Le bénéfice de cette prévoyance n’est bien sûr valable que pour les clients qui ont actionné le parapluie du prix fixe. Pour ceux qui s’en remettent à un contrat à prix variable, inévitablement la hausse des cours se répercute sur la facture. Paul Hoffmann parle de 25% à 30% face à une hausse du cours de 100%. Le gérant d’Electris, à ce propos, souligne que les «gros clients» à qui il a pu proposer en début d’année, et donc à un tarif raisonnable, une reconduction de leur contrat qui arrive à échéance le 31 décembre doivent aujourd’hui se mordre les doigts d’avoir temporisé en escomptant une baisse des cours…
Enfin, quand on les interroge sur ce que le petit Luxembourg peut faire pour ne pas subir, impuissant, le déchaînement des marchés, les fournisseurs d’électricité et de gaz sont d’accord.

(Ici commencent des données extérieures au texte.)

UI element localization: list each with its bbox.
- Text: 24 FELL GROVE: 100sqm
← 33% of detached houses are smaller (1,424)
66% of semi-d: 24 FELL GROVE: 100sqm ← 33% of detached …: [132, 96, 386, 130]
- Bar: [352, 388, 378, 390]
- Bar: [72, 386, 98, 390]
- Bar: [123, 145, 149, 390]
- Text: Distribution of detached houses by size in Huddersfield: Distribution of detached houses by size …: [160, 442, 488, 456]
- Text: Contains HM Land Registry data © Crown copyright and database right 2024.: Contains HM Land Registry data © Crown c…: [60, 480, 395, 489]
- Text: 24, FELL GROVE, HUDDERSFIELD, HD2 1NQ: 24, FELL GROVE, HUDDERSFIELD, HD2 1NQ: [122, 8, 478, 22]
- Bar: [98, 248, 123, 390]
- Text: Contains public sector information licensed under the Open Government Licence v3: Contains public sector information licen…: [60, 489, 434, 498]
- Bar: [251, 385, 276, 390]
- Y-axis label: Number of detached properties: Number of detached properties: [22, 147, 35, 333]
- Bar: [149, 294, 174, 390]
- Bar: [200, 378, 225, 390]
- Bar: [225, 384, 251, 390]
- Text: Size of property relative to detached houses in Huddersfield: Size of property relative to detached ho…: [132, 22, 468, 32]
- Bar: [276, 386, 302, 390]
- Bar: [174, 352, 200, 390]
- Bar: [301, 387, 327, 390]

Au-delà des solutions d’autoconsommation et d’efficacité énergétique au bénéfice des particuliers, il faut accroître la production d’énergie renouvelable (éolien et photovoltaïque essentiellement) dans le pays pour réduire la dépendance énergétique du pays.
En 2019, au terme de plusieurs années de développement constant de la filière renouvelable, 76% de l’électricité consommée dans le pays provenait encore des importations. Et quand on entend le gérant d’Electris se plaindre – «Nous sommes en train de développer un projet de parc éolien, mais cela fait 15 ans que ça dure, c’est très long» -, on comprend qu’il y a du pain sur la planche.
Manuel Santos
Le gaz : une autre affaire
La vente de gaz ne connaît pas les prix fixes. Le tarif est réévalué chaque mois. Comme le gouvernement en a fait état récemment, cela conduit à une répercussion immédiate du cours du gaz sur les prix. Pour le client domestique, cela signifie une augmentation du «prix intégré du gaz par mètre cube d’environ 73% par rapport à celui affiché au 1er janvier 2021».
Les fournisseurs luxembourgeois, contrairement à certains acteurs allemands, britanniques ou français dont la politique de prix agressive leur vaut des déboires, ne connaissent actuellement pas d’autre dommage que de s’attirer le mécontentement de leurs clients.